Beyond Free Lunch—Alternative Poverty Measures in Educational Research and Program Evaluation
Abstract
Most education studies use a simple and convenient measure of poverty: the percentage of children eligible for free/reduced-price lunch. Although this measure provides the proportion of children coming from disadvantaged backgrounds, it does not capture all dimensions of poverty, such as neighborhood effects.

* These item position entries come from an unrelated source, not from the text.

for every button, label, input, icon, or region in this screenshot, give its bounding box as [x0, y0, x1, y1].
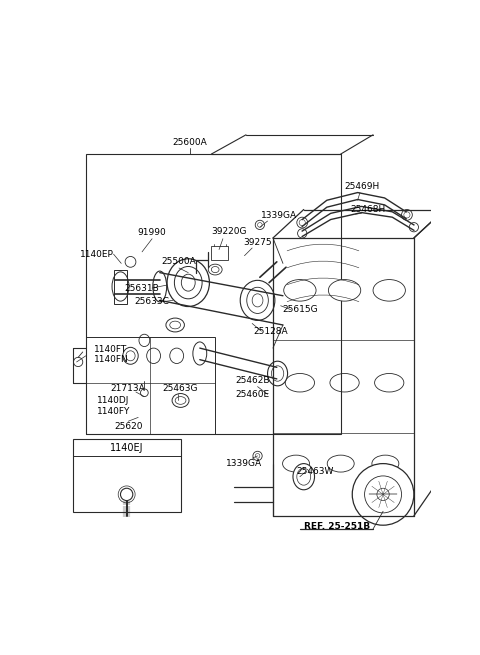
Text: 1339GA: 1339GA	[261, 211, 297, 220]
Bar	[86, 337, 215, 434]
Circle shape	[377, 488, 389, 500]
Ellipse shape	[252, 294, 263, 307]
Text: REF. 25-251B: REF. 25-251B	[304, 522, 370, 531]
Text: 39220G: 39220G	[211, 227, 247, 236]
Ellipse shape	[240, 280, 275, 320]
Text: 25469H: 25469H	[344, 182, 379, 191]
Text: 25620: 25620	[114, 422, 143, 431]
Circle shape	[255, 220, 264, 229]
Text: 1339GA: 1339GA	[227, 459, 263, 468]
Text: 1140DJ: 1140DJ	[97, 396, 130, 405]
Ellipse shape	[172, 394, 189, 407]
Circle shape	[125, 257, 136, 267]
Text: 25462B: 25462B	[235, 376, 269, 385]
Text: 25500A: 25500A	[162, 257, 196, 267]
Circle shape	[409, 223, 419, 232]
Bar	[86, 154, 341, 434]
Text: 39275: 39275	[243, 238, 272, 247]
Bar	[114, 270, 127, 304]
Circle shape	[298, 229, 307, 238]
Text: 1140EJ: 1140EJ	[110, 443, 144, 453]
Ellipse shape	[267, 361, 288, 386]
Ellipse shape	[284, 280, 316, 301]
Text: 1140FN: 1140FN	[94, 355, 128, 364]
Ellipse shape	[170, 321, 180, 329]
Bar	[211, 246, 228, 260]
Text: 91990: 91990	[138, 228, 167, 237]
Circle shape	[402, 210, 412, 220]
Bar	[73, 439, 180, 512]
Text: 25460E: 25460E	[235, 390, 269, 399]
Text: 25615G: 25615G	[282, 305, 318, 314]
Circle shape	[365, 476, 402, 513]
Text: 1140FY: 1140FY	[97, 407, 131, 416]
Ellipse shape	[126, 351, 135, 361]
Ellipse shape	[167, 259, 209, 307]
Text: 25633C: 25633C	[134, 297, 169, 307]
Text: 21713A: 21713A	[111, 384, 145, 392]
Text: 25631B: 25631B	[125, 284, 159, 293]
Text: 1140EP: 1140EP	[81, 250, 114, 259]
Circle shape	[404, 212, 410, 218]
Ellipse shape	[328, 280, 361, 301]
Circle shape	[352, 464, 414, 525]
Ellipse shape	[293, 464, 314, 490]
Text: 25463W: 25463W	[297, 467, 334, 476]
Text: 25463G: 25463G	[163, 384, 198, 392]
Ellipse shape	[208, 264, 222, 275]
Text: 25128A: 25128A	[253, 327, 288, 335]
Circle shape	[299, 219, 305, 226]
Ellipse shape	[153, 271, 167, 302]
Circle shape	[141, 389, 148, 397]
Ellipse shape	[373, 280, 406, 301]
Text: 1140FT: 1140FT	[94, 345, 127, 354]
Text: 25600A: 25600A	[172, 138, 207, 147]
Circle shape	[297, 217, 308, 228]
Circle shape	[253, 451, 262, 460]
Ellipse shape	[181, 274, 195, 291]
Text: 25468H: 25468H	[350, 205, 385, 214]
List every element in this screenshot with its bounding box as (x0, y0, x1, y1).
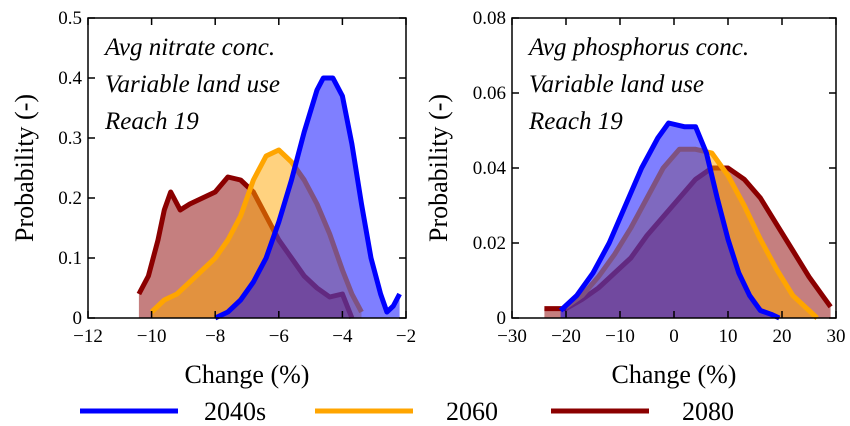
x-tick-label-right: 10 (719, 326, 738, 347)
x-tick-label-left: −8 (205, 326, 225, 347)
y-tick-label-right: 0.08 (473, 8, 506, 29)
annotation-line-3-right: Reach 19 (528, 108, 623, 135)
x-tick-label-left: −6 (269, 326, 289, 347)
x-tick-label-left: −2 (396, 326, 416, 347)
y-tick-label-left: 0.3 (58, 128, 82, 149)
x-tick-label-right: −30 (497, 326, 527, 347)
legend-label-2040s: 2040s (204, 397, 266, 426)
x-axis-title-right: Change (%) (612, 360, 737, 389)
y-tick-label-right: 0.02 (473, 233, 506, 254)
x-tick-label-left: −10 (137, 326, 167, 347)
x-tick-label-left: −12 (73, 326, 103, 347)
x-tick-label-right: −20 (551, 326, 581, 347)
y-tick-label-right: 0.04 (473, 158, 507, 179)
y-tick-label-left: 0 (73, 308, 83, 329)
ticks-right: −30 −20 −10 0 10 20 30 0 0.02 0.04 0.06 0.08 (473, 8, 846, 347)
legend: 2040s 2060 2080 (80, 397, 734, 426)
annotation-line-1-right: Avg phosphorus conc. (527, 34, 749, 61)
legend-label-2060: 2060 (446, 397, 498, 426)
x-axis-title-left: Change (%) (185, 360, 310, 389)
y-tick-label-left: 0.4 (58, 68, 82, 89)
area-2040s-right (560, 123, 780, 318)
area-2040s-left (215, 78, 400, 318)
y-tick-label-right: 0 (497, 308, 507, 329)
x-tick-label-right: 20 (773, 326, 792, 347)
y-tick-label-left: 0.2 (58, 188, 82, 209)
y-tick-label-left: 0.1 (58, 248, 82, 269)
x-tick-label-right: −10 (605, 326, 635, 347)
x-tick-label-left: −4 (332, 326, 353, 347)
ticks-left: −12 −10 −8 −6 −4 −2 0 0.1 0.2 0.3 0.4 0.5 (58, 8, 416, 347)
panel-nitrate: −12 −10 −8 −6 −4 −2 0 0.1 0.2 0.3 0.4 0.5 Change (%… (10, 8, 416, 389)
annotation-line-2-right: Variable land use (529, 71, 704, 98)
line-2040s-left (214, 75, 402, 321)
y-axis-title-right: Probability (-) (424, 94, 453, 242)
x-tick-label-right: 30 (827, 326, 846, 347)
x-tick-label-right: 0 (669, 326, 679, 347)
legend-label-2080: 2080 (682, 397, 734, 426)
annotation-line-3-left: Reach 19 (104, 108, 199, 135)
plot-frame-left (87, 17, 407, 319)
y-axis-title-left: Probability (-) (10, 94, 39, 242)
y-tick-label-right: 0.06 (473, 83, 506, 104)
series-layer-right (544, 120, 833, 321)
series-layer-left (136, 75, 402, 321)
y-tick-label-left: 0.5 (58, 8, 82, 29)
panel-phosphorus: −30 −20 −10 0 10 20 30 0 0.02 0.04 0.06 0.08 Change… (424, 8, 846, 389)
line-2040s-right (558, 120, 781, 321)
annotation-line-1-left: Avg nitrate conc. (103, 34, 275, 61)
annotation-line-2-left: Variable land use (105, 71, 280, 98)
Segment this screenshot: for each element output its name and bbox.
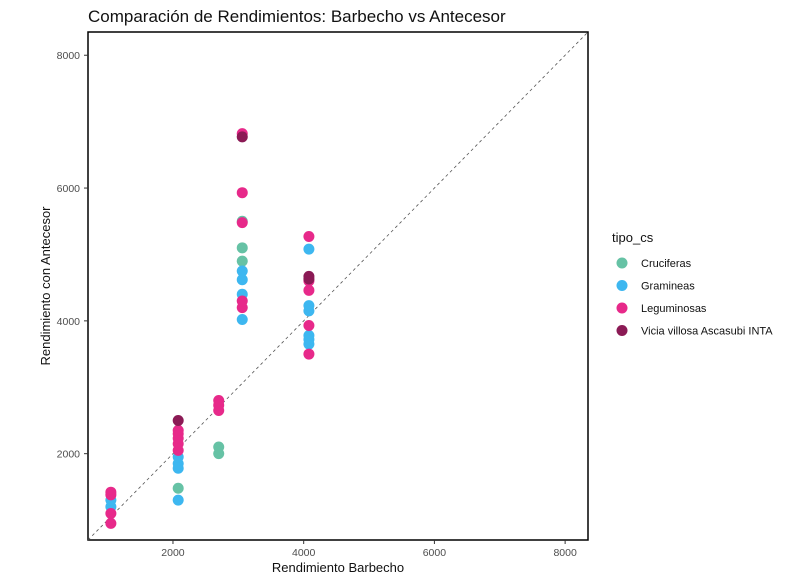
- x-tick-label: 6000: [423, 547, 447, 559]
- data-point-series-2: [303, 348, 315, 360]
- data-point-series-1: [236, 314, 248, 326]
- data-point-series-3: [236, 131, 248, 143]
- data-point-series-2: [303, 320, 315, 332]
- data-point-series-2: [303, 284, 315, 296]
- legend-key-0: [616, 257, 628, 269]
- data-point-series-3: [172, 414, 184, 426]
- legend-label-0: Cruciferas: [641, 258, 692, 270]
- legend-label-2: Leguminosas: [641, 303, 707, 315]
- axis-ticks-layer: 2000 4000 6000 8000 2000 4000 6000 8000: [57, 50, 577, 559]
- data-point-series-3: [303, 273, 315, 285]
- y-tick-label: 6000: [57, 183, 81, 195]
- legend: tipo_cs Cruciferas Gramineas Leguminosas Vi…: [612, 230, 773, 338]
- data-point-series-2: [236, 217, 248, 229]
- legend-key-1: [616, 280, 628, 291]
- data-point-series-2: [105, 507, 117, 519]
- y-tick-label: 4000: [57, 316, 81, 328]
- x-tick-label: 2000: [161, 547, 185, 559]
- legend-key-3: [616, 325, 628, 336]
- data-point-series-2: [105, 486, 117, 498]
- chart-title: Comparación de Rendimientos: Barbecho vs…: [88, 7, 506, 26]
- reference-line: [87, 31, 589, 541]
- data-point-series-2: [213, 395, 225, 407]
- y-tick-label: 8000: [57, 50, 81, 62]
- data-point-series-0: [236, 242, 248, 254]
- data-point-series-1: [303, 329, 315, 341]
- x-tick-label: 4000: [292, 547, 316, 559]
- data-point-series-1: [303, 300, 315, 312]
- y-axis-title: Rendimiento con Antecesor: [38, 206, 53, 366]
- data-point-series-2: [236, 295, 248, 307]
- data-point-series-1: [303, 243, 315, 255]
- legend-label-1: Gramineas: [641, 281, 695, 293]
- legend-label-3: Vicia villosa Ascasubi INTA: [641, 326, 773, 338]
- data-point-series-1: [236, 265, 248, 277]
- data-point-series-2: [105, 517, 117, 529]
- data-point-series-1: [236, 274, 248, 286]
- data-point-series-2: [172, 424, 184, 436]
- x-axis-title: Rendimiento Barbecho: [272, 560, 404, 575]
- data-points-layer: [105, 128, 315, 529]
- data-point-series-1: [172, 494, 184, 506]
- y-tick-label: 2000: [57, 449, 81, 461]
- data-point-series-0: [172, 482, 184, 494]
- x-tick-label: 8000: [553, 547, 577, 559]
- data-point-series-0: [213, 441, 225, 453]
- data-point-series-2: [303, 231, 315, 243]
- legend-key-2: [616, 302, 628, 314]
- data-point-series-0: [236, 255, 248, 267]
- reference-line-layer: [87, 31, 589, 541]
- legend-title: tipo_cs: [612, 230, 654, 245]
- data-point-series-2: [236, 187, 248, 199]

In the context of a large-scale evaluation, we examine alternative, neighborhood-based measures for poverty (the Dissimilarity Index, the Isolation Index, the poverty level of the school neighborhood, and the percentage of single-parent households with children in the school neighborhood). We investigate the relationship between these indices and the free/reduced-price lunch measure, and then explore the alternative poverty measures’ relationship to student achievement by including them as covariates in multilevel regression models. According to our results, school neighborhoods’ poverty levels, percentage of single-parent families, and degree of poverty concentration as measured by the Isolation Index are significantly related to student achievement; however, another measure of concentrated poverty, the Dissimilarity Index, is not. In addition, we found separate neighborhood effects for 2000–2001 student achievement, hence confirming results from earlier studies that connect neighborhood effects to educational outcomes (Datcher, 1982; Dornbusch, Ritter, & Steinberg, 1991; Aaronson, 1998).